Eğitim Sen Samandağ Şubesi tarafından “8 Mart Dünya Emekçi Kadınlar Günü” dolayısıyla Abdullah Cömert Alanında basın açıklaması düzenledi.                      
Eğitim Sen Samandağ Şube Yönetimi ve üyelerinin katılımıyla gerçekleştirilen basın açıklamasına “Yaşasın Devrim ve Sosyalizim” sloganı ve 6 Şubat Depremi sonrasında hala çözülmeyen sorunlar damga vurdu.
Eğitim Sen adına basın açıklamasını Esra Emir Bakır okurken, deprem sonrası dinledikleri halkın yaşadıkları sorunları Mine Doğru Özkan dile getirdi.
Eğitim Sen Samandağ Şubesi tarafından yapılan açıklamada şu ifadeler yer aldı: “Bugün 8 Mart Dünya Emekçi Kadınlarının birlik, dayanışma ve mücadele günü. İnsanca çalışma koşulları talep ettikleri için diri diri yakılan kadınlara ve bu mücadeleyi bugünlere taşıyan emekçi, devrimci kadınlara atfedilen bir gün.    
Bugünkü 8 Mart açıklamamıza “Yaşasın Sosyalizm” şiarıyla devam etmek istiyoruz.
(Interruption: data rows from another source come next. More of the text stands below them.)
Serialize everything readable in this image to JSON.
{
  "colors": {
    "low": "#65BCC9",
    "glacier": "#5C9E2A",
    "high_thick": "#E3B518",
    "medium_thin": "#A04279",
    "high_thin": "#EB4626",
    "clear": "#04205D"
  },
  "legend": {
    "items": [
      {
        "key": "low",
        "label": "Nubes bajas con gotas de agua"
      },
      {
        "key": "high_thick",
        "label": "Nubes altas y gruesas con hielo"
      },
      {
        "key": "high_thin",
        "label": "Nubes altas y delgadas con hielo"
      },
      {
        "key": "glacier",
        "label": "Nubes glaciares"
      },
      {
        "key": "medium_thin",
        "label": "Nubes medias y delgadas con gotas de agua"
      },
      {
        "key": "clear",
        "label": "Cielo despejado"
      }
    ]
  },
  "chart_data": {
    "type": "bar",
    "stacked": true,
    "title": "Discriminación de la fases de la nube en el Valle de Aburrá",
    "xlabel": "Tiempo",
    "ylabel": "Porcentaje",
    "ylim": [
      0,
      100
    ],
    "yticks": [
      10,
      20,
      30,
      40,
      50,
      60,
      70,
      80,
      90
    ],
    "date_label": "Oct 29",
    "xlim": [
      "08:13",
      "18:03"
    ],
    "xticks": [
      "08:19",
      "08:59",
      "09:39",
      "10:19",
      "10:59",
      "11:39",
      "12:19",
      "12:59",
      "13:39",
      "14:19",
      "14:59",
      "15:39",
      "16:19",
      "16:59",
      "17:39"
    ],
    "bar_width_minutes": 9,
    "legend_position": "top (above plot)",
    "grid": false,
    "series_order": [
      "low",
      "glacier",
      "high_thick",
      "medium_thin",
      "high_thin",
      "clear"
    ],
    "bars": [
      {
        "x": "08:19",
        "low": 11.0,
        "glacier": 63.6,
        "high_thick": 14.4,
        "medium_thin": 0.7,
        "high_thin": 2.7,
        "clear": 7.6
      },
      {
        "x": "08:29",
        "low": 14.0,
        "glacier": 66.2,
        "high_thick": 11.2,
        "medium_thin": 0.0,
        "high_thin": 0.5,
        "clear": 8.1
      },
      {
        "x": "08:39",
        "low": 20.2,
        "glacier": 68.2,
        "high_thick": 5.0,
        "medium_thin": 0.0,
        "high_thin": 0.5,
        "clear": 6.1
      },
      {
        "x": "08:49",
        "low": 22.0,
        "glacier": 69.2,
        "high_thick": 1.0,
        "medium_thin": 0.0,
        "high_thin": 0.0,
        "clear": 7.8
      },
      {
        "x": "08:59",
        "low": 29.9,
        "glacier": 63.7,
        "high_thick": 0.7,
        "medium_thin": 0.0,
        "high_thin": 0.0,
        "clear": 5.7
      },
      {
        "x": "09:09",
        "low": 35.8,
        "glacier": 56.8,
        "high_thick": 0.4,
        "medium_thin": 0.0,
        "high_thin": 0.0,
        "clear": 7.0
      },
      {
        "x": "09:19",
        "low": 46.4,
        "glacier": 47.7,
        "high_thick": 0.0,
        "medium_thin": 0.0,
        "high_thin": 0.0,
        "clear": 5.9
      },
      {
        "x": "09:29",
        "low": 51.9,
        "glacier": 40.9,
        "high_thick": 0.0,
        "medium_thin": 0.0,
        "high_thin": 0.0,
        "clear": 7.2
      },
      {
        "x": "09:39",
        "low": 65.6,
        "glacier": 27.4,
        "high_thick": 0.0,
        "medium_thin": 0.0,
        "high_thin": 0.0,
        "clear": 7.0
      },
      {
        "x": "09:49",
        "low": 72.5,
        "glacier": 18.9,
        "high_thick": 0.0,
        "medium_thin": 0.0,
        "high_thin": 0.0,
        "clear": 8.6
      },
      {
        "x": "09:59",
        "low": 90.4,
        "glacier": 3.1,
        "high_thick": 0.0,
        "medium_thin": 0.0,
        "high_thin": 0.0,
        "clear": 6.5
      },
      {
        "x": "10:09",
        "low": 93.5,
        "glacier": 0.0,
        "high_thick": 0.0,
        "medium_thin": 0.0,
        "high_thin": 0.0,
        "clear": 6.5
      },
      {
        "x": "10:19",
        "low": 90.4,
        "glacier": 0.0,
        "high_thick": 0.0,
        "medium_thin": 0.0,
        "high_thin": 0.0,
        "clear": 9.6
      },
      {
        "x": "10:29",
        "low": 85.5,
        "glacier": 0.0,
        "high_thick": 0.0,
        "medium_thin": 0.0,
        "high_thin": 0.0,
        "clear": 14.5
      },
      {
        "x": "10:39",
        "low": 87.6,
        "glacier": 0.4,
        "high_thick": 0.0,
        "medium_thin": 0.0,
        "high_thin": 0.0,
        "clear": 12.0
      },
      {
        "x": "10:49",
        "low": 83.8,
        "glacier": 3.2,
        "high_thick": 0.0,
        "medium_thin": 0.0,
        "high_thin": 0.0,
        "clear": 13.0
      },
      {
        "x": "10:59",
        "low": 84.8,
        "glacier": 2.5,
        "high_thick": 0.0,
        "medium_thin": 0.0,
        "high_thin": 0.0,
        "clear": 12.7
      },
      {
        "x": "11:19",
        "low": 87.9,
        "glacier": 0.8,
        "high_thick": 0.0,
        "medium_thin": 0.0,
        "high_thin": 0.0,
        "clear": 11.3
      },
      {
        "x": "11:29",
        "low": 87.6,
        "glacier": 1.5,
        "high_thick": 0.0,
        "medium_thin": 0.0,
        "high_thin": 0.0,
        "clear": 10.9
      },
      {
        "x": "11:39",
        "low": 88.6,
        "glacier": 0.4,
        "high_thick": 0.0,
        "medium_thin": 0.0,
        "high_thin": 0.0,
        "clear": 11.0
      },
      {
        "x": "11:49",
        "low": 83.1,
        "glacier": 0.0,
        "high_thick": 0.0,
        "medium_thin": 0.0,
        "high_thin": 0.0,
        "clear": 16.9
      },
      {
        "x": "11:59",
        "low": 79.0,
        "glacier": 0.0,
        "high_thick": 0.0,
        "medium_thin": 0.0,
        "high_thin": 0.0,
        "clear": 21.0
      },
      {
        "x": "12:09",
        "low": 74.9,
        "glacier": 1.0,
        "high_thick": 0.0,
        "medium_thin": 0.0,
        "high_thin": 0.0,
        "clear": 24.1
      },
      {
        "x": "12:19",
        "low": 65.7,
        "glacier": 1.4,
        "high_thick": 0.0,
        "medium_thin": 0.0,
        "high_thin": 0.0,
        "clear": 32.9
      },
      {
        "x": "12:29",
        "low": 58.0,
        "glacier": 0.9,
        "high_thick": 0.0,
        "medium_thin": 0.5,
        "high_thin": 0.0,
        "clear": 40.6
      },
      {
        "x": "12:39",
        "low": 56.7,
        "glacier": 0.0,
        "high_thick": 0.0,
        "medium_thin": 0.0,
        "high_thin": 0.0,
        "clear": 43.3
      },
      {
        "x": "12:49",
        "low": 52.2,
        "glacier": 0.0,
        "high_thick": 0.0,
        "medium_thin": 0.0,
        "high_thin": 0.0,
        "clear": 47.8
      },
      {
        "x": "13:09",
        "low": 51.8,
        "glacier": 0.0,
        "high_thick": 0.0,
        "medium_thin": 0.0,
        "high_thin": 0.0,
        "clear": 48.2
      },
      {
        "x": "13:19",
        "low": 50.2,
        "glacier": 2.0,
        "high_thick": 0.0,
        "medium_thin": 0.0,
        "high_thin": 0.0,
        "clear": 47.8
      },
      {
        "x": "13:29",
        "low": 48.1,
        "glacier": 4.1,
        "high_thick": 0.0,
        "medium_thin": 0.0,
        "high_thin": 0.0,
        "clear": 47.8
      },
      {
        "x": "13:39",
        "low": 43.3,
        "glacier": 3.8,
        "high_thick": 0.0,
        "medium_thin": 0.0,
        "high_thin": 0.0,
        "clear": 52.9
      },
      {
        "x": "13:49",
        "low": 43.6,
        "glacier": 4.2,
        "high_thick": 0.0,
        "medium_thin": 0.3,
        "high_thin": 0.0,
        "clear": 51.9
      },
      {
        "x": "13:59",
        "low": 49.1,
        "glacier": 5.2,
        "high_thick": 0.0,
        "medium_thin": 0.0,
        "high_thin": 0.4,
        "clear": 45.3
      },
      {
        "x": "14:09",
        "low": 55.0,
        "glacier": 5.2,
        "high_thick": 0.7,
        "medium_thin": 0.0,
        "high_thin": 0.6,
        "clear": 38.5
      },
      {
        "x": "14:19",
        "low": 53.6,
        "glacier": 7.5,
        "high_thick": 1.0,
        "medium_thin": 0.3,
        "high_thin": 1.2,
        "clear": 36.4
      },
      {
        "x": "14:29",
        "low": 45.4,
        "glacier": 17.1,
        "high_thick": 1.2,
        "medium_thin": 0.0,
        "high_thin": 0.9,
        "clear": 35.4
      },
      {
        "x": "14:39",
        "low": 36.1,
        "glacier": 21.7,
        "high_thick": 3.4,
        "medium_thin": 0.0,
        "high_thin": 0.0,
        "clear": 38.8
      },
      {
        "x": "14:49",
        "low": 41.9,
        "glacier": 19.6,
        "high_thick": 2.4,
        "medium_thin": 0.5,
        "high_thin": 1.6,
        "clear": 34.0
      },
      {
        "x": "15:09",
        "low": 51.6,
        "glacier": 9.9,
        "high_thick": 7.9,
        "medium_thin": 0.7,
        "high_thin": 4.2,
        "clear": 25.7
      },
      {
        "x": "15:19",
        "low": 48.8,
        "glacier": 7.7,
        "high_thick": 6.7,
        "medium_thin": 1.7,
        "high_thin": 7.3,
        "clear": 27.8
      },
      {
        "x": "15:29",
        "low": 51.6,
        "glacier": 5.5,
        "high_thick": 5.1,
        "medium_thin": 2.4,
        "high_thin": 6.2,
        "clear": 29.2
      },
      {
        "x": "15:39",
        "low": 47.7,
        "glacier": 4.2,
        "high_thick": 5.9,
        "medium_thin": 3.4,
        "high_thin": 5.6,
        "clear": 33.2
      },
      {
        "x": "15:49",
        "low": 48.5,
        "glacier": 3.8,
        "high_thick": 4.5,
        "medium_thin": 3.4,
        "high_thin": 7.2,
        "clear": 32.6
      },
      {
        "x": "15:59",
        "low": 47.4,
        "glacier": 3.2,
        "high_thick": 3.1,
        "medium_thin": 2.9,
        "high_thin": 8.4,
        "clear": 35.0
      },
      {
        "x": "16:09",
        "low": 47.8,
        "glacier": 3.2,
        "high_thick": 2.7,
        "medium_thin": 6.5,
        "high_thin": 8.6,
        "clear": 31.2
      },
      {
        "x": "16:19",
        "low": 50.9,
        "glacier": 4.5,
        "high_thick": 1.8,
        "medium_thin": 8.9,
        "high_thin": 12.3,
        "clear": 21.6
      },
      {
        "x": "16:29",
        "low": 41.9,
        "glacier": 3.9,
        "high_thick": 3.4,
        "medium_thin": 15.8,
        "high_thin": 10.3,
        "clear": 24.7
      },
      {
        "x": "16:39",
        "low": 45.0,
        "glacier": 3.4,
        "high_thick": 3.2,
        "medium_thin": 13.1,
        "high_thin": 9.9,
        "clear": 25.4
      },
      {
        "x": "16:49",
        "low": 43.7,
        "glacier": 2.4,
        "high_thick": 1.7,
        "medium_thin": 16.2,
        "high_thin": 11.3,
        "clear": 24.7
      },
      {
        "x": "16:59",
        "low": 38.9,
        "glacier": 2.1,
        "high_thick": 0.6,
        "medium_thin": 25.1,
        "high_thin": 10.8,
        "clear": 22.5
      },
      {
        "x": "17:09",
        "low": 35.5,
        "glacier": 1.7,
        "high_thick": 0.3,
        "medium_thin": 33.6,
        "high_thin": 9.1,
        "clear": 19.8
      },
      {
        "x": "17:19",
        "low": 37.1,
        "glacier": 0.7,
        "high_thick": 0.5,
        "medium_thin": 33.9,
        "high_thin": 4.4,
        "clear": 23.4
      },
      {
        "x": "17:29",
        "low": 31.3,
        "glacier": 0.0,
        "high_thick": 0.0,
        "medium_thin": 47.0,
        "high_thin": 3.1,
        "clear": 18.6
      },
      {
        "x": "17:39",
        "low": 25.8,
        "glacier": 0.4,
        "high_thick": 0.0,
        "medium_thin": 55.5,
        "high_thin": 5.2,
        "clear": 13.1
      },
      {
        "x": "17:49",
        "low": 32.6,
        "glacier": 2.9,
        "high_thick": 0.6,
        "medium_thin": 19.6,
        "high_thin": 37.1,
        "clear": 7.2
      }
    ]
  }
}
Çünkü yüzyıllardır dünyayı yöneten kapitalist düzen ve kapitalist ahlak anlayışı kadını- insanı- her gün biraz daha köleleştirmektedir. Sosyalizm ise özgürleştirir!
Kapitalist düzen ve kapitalist ahlak anlayışı kadını- insanı- öldürmekte. Sosyalizm ise yaşatır!
Kapitalizmde kadın; her açıdan sömürülmeye müstahak bir varlık, vücudundan kâr edilecek bir meta; şu yüzyılda bile gerici zihniyetlerin hâlâ yatak odasına, çocuk odasına, mutfağa hapsetmek istediği bir ev kölesidir. Hele ki siyasi iktidarın prim vererek güçlendirdiği tarikatların, cemaatlerin elinde değersiz bir maşa.
Hem ezilen bir cins hem de ezilen bir sınıf olarak kadını özgürleştirecek olan ise sosyalizmdir. Çünkü kadının cins olarak aşağılanmasına, baskı altına alınmasına, sınıf olarak da ezilmesine yol açan özel mülkiyet koşulları ortadan kalkacak, özel mülkiyetin ortadan kalkmasıyla birlikte insanın özgürleşmesinin önü açılacaktır.
Yaşasın devrim ve sosyalizm! Emekçiyiz haklıyız kazanacağız!
Tarih, sınıf mücadeleleriyle doludur. Dolayısıyla özel mülkiyetin ortaya çıkışı, analık hukukunun yıkılması, bütün haklarının ellerinden alınması sonucu daha çok baskıya ve sömürüye maruz kalan kadınların mücadelesi de bu sınıf mücadelesinin içinde yerini almış, kadınlar dünyanın dört bir yanında direniş destanları yazmış, yazmaya da devam edecektir.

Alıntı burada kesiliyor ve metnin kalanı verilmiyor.